Article 2 : L’expert accomplira sa mission dans les conditions prévues par les articles R. 621-2 à R. 621-14 du code de justice administrative. Il prêtera serment par écrit devant le greffier en chef du tribunal. L’expert déposera son rapport au greffe du tribunal en deux exemplaires et en notifiera copie aux parties dans le délai fixé par la présidente du tribunal dans sa décision le désignant.
Article 3 : Les conclusions du grand hôpital de l’est francilien tendant à ce que le tribunal mette à la charge du requérant l’avance des frais d’expertise sont rejetées.
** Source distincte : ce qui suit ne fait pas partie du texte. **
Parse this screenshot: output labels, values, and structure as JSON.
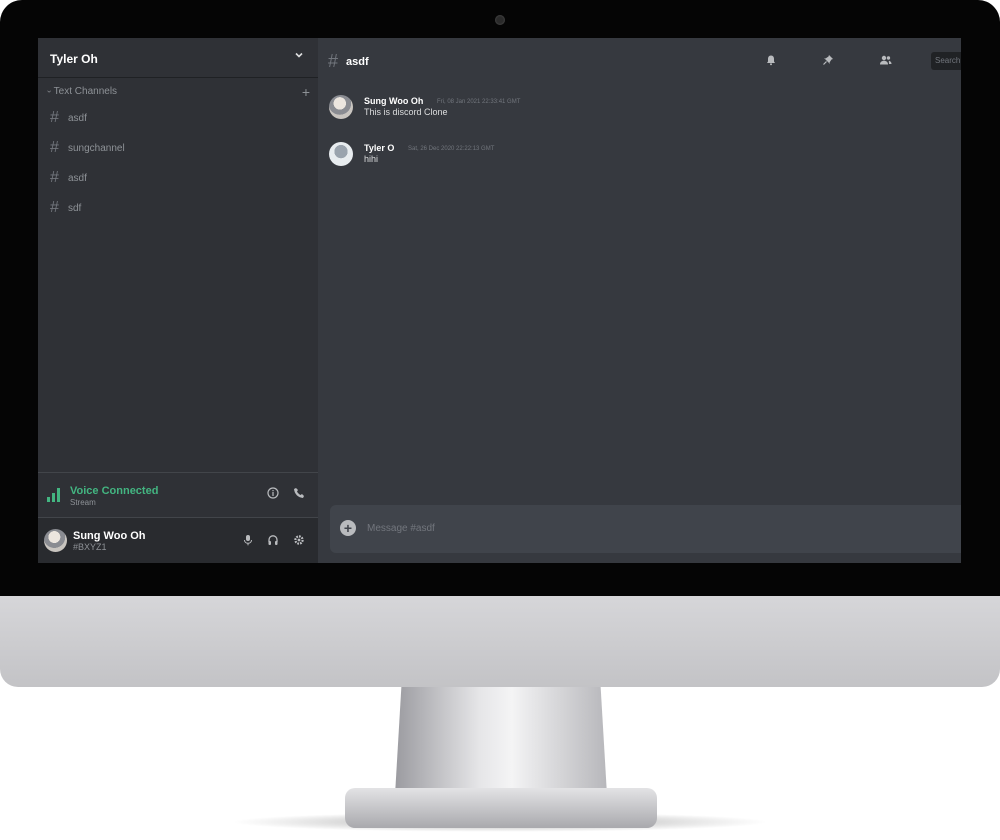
{
  "server": {
    "name": "Tyler Oh"
  },
  "sidebar": {
    "section_title": "Text Channels",
    "channels": [
      {
        "name": "asdf"
      },
      {
        "name": "sungchannel"
      },
      {
        "name": "asdf"
      },
      {
        "name": "sdf"
      }
    ]
  },
  "voice": {
    "status": "Voice Connected",
    "sub": "Stream"
  },
  "user": {
    "name": "Sung Woo Oh",
    "tag": "#BXYZ1"
  },
  "chat": {
    "channel": "asdf",
    "search_placeholder": "Search",
    "messages": [
      {
        "author": "Sung Woo Oh",
        "timestamp": "Fri, 08 Jan 2021 22:33:41 GMT",
        "text": "This is discord Clone"
      },
      {
        "author": "Tyler O",
        "timestamp": "Sat, 26 Dec 2020 22:22:13 GMT",
        "text": "hihi"
      }
    ],
    "composer_placeholder": "Message #asdf"
  },
  "colors": {
    "accent_green": "#43b581",
    "bg_main": "#36393f",
    "bg_sidebar": "#2f3136"
  },
  "icons": [
    "chevron-down-icon",
    "hash-icon",
    "plus-icon",
    "signal-icon",
    "info-icon",
    "phone-icon",
    "mic-icon",
    "headphones-icon",
    "gear-icon",
    "bell-icon",
    "pin-icon",
    "members-icon",
    "add-circle-icon"
  ]
}
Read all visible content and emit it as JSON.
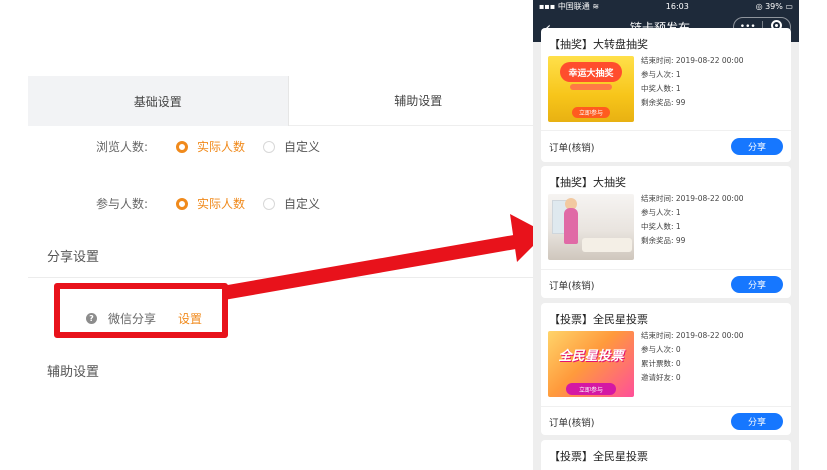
{
  "settings": {
    "tabs": [
      {
        "label": "基础设置",
        "active": true
      },
      {
        "label": "辅助设置",
        "active": false
      }
    ],
    "view_count": {
      "label": "浏览人数:",
      "options": [
        {
          "label": "实际人数",
          "selected": true
        },
        {
          "label": "自定义",
          "selected": false
        }
      ]
    },
    "join_count": {
      "label": "参与人数:",
      "options": [
        {
          "label": "实际人数",
          "selected": true
        },
        {
          "label": "自定义",
          "selected": false
        }
      ]
    },
    "share_section_title": "分享设置",
    "wechat_share": {
      "help_icon": "question-circle-icon",
      "label": "微信分享",
      "link": "设置"
    },
    "aux_section_title": "辅助设置",
    "colors": {
      "accent": "#f08a1c",
      "highlight": "#e8121b",
      "arrow": "#e8121b"
    }
  },
  "phone": {
    "status": {
      "carrier": "中国联通",
      "wifi_icon": "wifi-icon",
      "time": "16:03",
      "battery": "39%"
    },
    "nav": {
      "back_icon": "chevron-left-icon",
      "title": "链卡预发布",
      "more_icon": "more-dots-icon",
      "close_icon": "target-circle-icon"
    },
    "cards": [
      {
        "title": "【抽奖】大转盘抽奖",
        "thumb_badge": "幸运大抽奖",
        "thumb_button": "立即参与",
        "info": [
          "结束时间: 2019-08-22 00:00",
          "参与人次: 1",
          "中奖人数: 1",
          "剩余奖品: 99"
        ],
        "footer": "订单(核销)",
        "share": "分享"
      },
      {
        "title": "【抽奖】大抽奖",
        "info": [
          "结束时间: 2019-08-22 00:00",
          "参与人次: 1",
          "中奖人数: 1",
          "剩余奖品: 99"
        ],
        "footer": "订单(核销)",
        "share": "分享"
      },
      {
        "title": "【投票】全民星投票",
        "thumb_badge": "全民星投票",
        "thumb_button": "立即参与",
        "info": [
          "结束时间: 2019-08-22 00:00",
          "参与人次: 0",
          "累计票数: 0",
          "邀请好友: 0"
        ],
        "footer": "订单(核销)",
        "share": "分享"
      },
      {
        "title": "【投票】全民星投票"
      }
    ],
    "colors": {
      "nav_bg": "#1e2a3a",
      "share_button": "#1677ff"
    }
  }
}
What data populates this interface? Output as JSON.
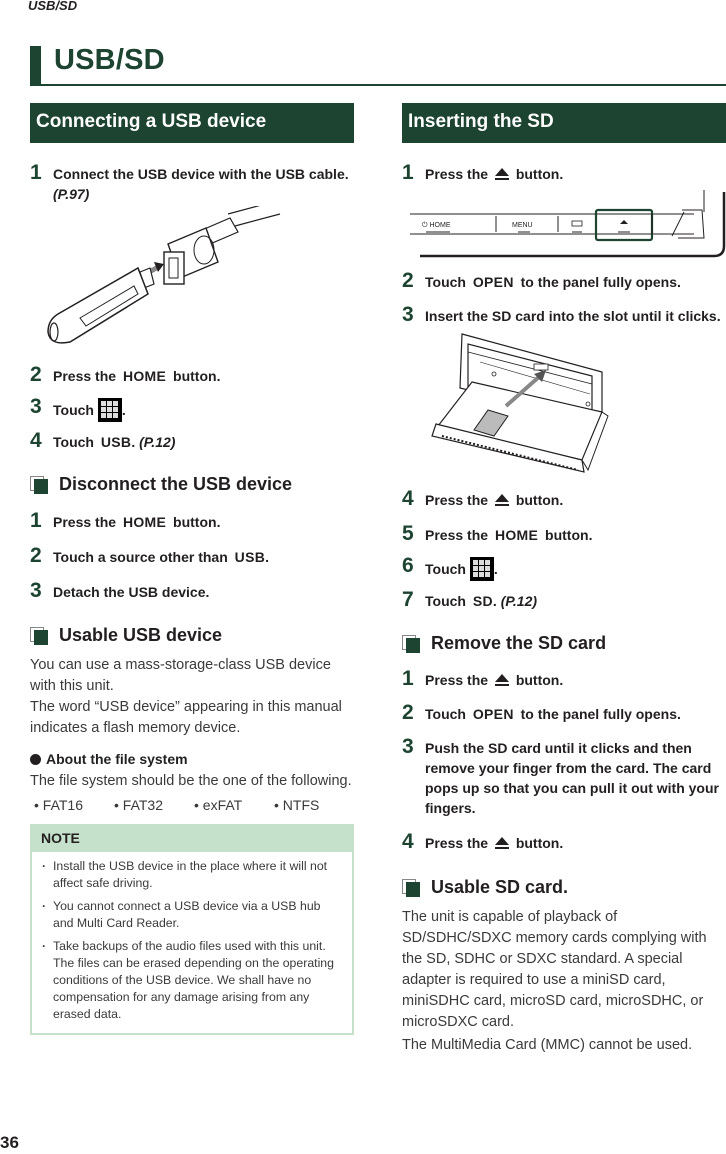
{
  "running_head": "USB/SD",
  "chapter_title": "USB/SD",
  "page_number": "36",
  "left": {
    "section_title": "Connecting a USB device",
    "connect_steps": [
      {
        "num": "1",
        "text": "Connect the USB device with the USB cable.",
        "ref": "(P.97)"
      },
      {
        "num": "2",
        "pre": "Press the",
        "keyword": "HOME",
        "post": "button."
      },
      {
        "num": "3",
        "pre": "Touch",
        "icon": "home-grid-icon",
        "post": "."
      },
      {
        "num": "4",
        "pre": "Touch",
        "keyword": "USB",
        "post": ".",
        "ref": "(P.12)"
      }
    ],
    "disconnect": {
      "title": "Disconnect the USB device",
      "steps": [
        {
          "num": "1",
          "pre": "Press the",
          "keyword": "HOME",
          "post": "button."
        },
        {
          "num": "2",
          "pre": "Touch a source other than",
          "keyword": "USB",
          "post": "."
        },
        {
          "num": "3",
          "text": "Detach the USB device."
        }
      ]
    },
    "usable": {
      "title": "Usable USB device",
      "paragraphs": [
        "You can use a mass-storage-class USB device with this unit.",
        "The word “USB device” appearing in this manual indicates a flash memory device."
      ],
      "file_system_heading": "About the file system",
      "file_system_text": "The file system should be the one of the following.",
      "file_systems": [
        "• FAT16",
        "• FAT32",
        "• exFAT",
        "• NTFS"
      ]
    },
    "note": {
      "heading": "NOTE",
      "items": [
        "Install the USB device in the place where it will not affect safe driving.",
        "You cannot connect a USB device via a USB hub and Multi Card Reader.",
        "Take backups of the audio files used with this unit. The files can be erased depending on the operating conditions of the USB device. We shall have no compensation for any damage arising from any erased data."
      ]
    }
  },
  "right": {
    "section_title": "Inserting the SD",
    "insert_steps": [
      {
        "num": "1",
        "pre": "Press the",
        "icon": "eject-icon",
        "post": "button."
      },
      {
        "num": "2",
        "pre": "Touch",
        "keyword": "OPEN",
        "post": "to the panel fully opens."
      },
      {
        "num": "3",
        "text": "Insert the SD card into the slot until it clicks."
      },
      {
        "num": "4",
        "pre": "Press the",
        "icon": "eject-icon",
        "post": "button."
      },
      {
        "num": "5",
        "pre": "Press the",
        "keyword": "HOME",
        "post": "button."
      },
      {
        "num": "6",
        "pre": "Touch",
        "icon": "home-grid-icon",
        "post": "."
      },
      {
        "num": "7",
        "pre": "Touch",
        "keyword": "SD",
        "post": ".",
        "ref": "(P.12)"
      }
    ],
    "panel_buttons": [
      "HOME",
      "MENU",
      "",
      "▲"
    ],
    "remove": {
      "title": "Remove the SD card",
      "steps": [
        {
          "num": "1",
          "pre": "Press the",
          "icon": "eject-icon",
          "post": "button."
        },
        {
          "num": "2",
          "pre": "Touch",
          "keyword": "OPEN",
          "post": "to the panel fully opens."
        },
        {
          "num": "3",
          "text": "Push the SD card until it clicks and then remove your finger from the card. The card pops up so that you can pull it out with your fingers."
        },
        {
          "num": "4",
          "pre": "Press the",
          "icon": "eject-icon",
          "post": "button."
        }
      ]
    },
    "usable_sd": {
      "title": "Usable SD card.",
      "paragraphs": [
        "The unit is capable of playback of SD/SDHC/SDXC memory cards complying with the SD, SDHC or SDXC standard. A special adapter is required to use a miniSD card, miniSDHC card, microSD card, microSDHC, or microSDXC card.",
        "The MultiMedia Card (MMC) cannot be used."
      ]
    }
  },
  "colors": {
    "brand_green": "#1c4430",
    "note_green": "#c6e1cb",
    "text": "#231f20"
  }
}
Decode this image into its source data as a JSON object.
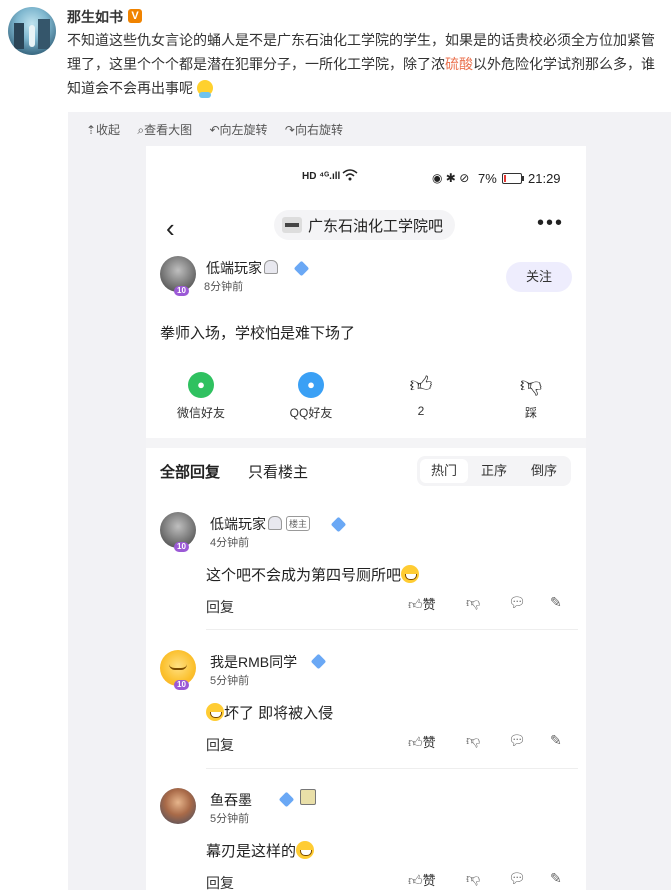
{
  "post": {
    "author": "那生如书",
    "verified_badge": "V",
    "text_part1": "不知道这些仇女言论的蛹人是不是广东石油化工学院的学生，如果是的话贵校必须全方位加紧管理了，这里个个个都是潜在犯罪分子，一所化工学院，除了浓",
    "text_highlight": "硫酸",
    "text_part2": "以外危险化学试剂那么多，谁知道会不会再出事呢",
    "emoji_icon": "worried-face-icon"
  },
  "viewer_tools": {
    "collapse": "⇡收起",
    "view_large": "⌕查看大图",
    "rotate_left": "↶向左旋转",
    "rotate_right": "↷向右旋转"
  },
  "phone": {
    "status": {
      "network": "HD ⁴ᴳ.ıll",
      "wifi_icon": "wifi-icon",
      "icons": "◉ ✱ ⊘",
      "battery_percent": "7%",
      "time": "21:29"
    },
    "nav": {
      "back": "‹",
      "forum_name": "广东石油化工学院吧",
      "more": "•••"
    },
    "op": {
      "username": "低端玩家",
      "time": "8分钟前",
      "level": "10",
      "follow": "关注",
      "title": "拳师入场，学校怕是难下场了"
    },
    "share": {
      "wechat": "微信好友",
      "qq": "QQ好友",
      "likes": "2",
      "dislike": "踩"
    },
    "tabs": {
      "all": "全部回复",
      "op_only": "只看楼主",
      "sort_hot": "热门",
      "sort_asc": "正序",
      "sort_desc": "倒序"
    },
    "replies": [
      {
        "username": "低端玩家",
        "tag": "楼主",
        "time": "4分钟前",
        "level": "10",
        "text": "这个吧不会成为第四号厕所吧",
        "reply": "回复",
        "like": "赞"
      },
      {
        "username": "我是RMB同学",
        "time": "5分钟前",
        "level": "10",
        "text": "坏了 即将被入侵",
        "reply": "回复",
        "like": "赞"
      },
      {
        "username": "鱼吞墨",
        "time": "5分钟前",
        "text": "幕刃是这样的",
        "reply": "回复",
        "like": "赞"
      }
    ]
  }
}
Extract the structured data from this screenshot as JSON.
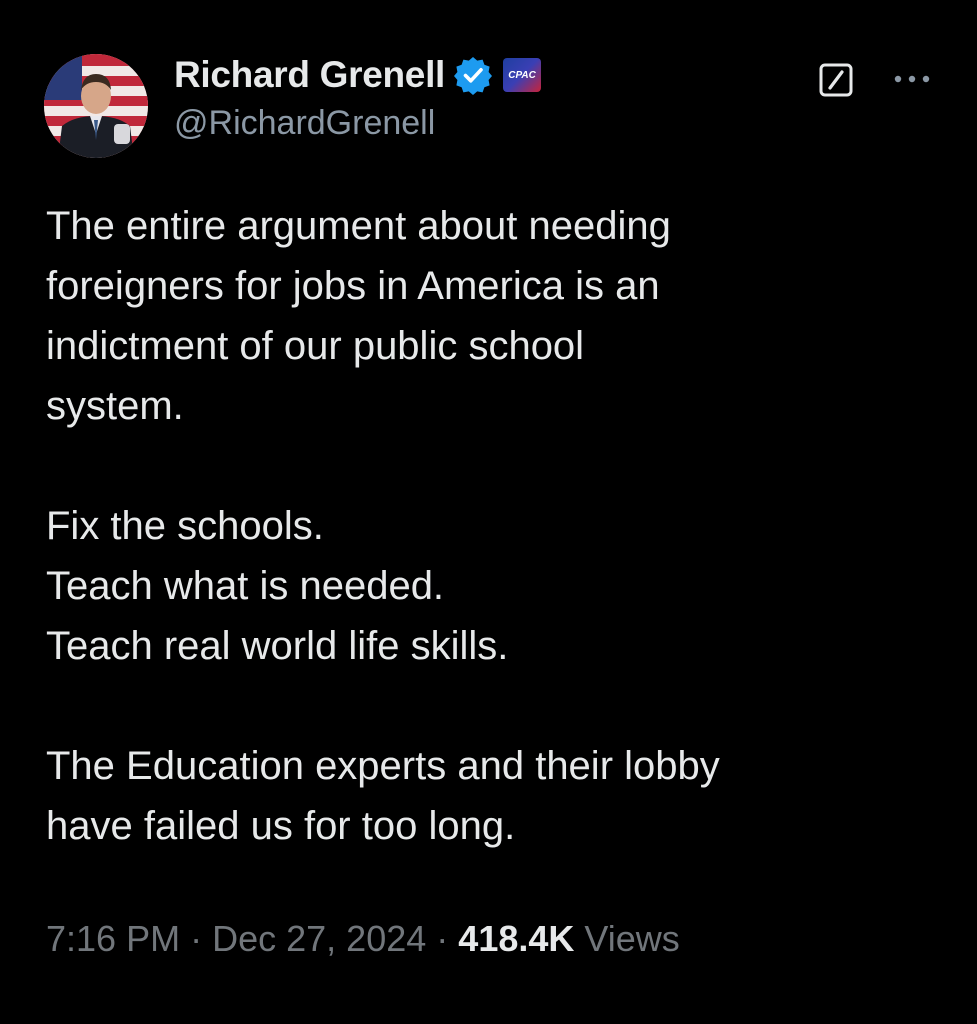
{
  "author": {
    "display_name": "Richard Grenell",
    "handle": "@RichardGrenell",
    "verified": true,
    "affiliate_badge_text": "CPAC"
  },
  "tweet": {
    "paragraphs": [
      [
        "The entire argument about needing",
        "foreigners for jobs in America is an",
        "indictment of our public school",
        "system."
      ],
      [
        "Fix the schools.",
        "Teach what is needed.",
        "Teach real world life skills."
      ],
      [
        "The Education experts and their lobby",
        "have failed us for too long."
      ]
    ],
    "time": "7:16 PM",
    "separator": "·",
    "date": "Dec 27, 2024",
    "views_count": "418.4K",
    "views_label": "Views"
  },
  "colors": {
    "background": "#000000",
    "text_primary": "#e7e9ea",
    "text_secondary": "#71767b",
    "verified_blue": "#1d9bf0"
  },
  "icons": {
    "verified": "verified-check-icon",
    "grok": "grok-icon",
    "more": "more-dots-icon"
  }
}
Article 4 : Tous droits et moyens des parties, sur lesquels il n’est pas expressément statué par le présent jugement, sont réservés jusqu’en fin d’instance.
Article 5 : Le présent jugement sera notifié à M. A B, à la caisse de mutualité sociale agricole d’Ile-de-France et au grand hôpital de l’Est francilien.
Délibéré après l’audience du 24 mars 2023, à laquelle siégeaient :
M. Timothée Gallaud, président,
Mme Aurore Perrin, première conseillère.
Mme Félicie Bouchet, première conseillère.
Rendu public par mise à disposition au greffe le 11 avril 2023.
La rapporteure,
A. PerrinLe président,
T. GallaudLa greffière,
O. Dusautois
La République mande et ordonne au ministre de la santé et de la prévention en ce qui le concerne ou à tous commissaires de justice à ce requis en ce qui concerne les voies de droit commun contre les parties privées, de pourvoir à l’exécution de la présente décision.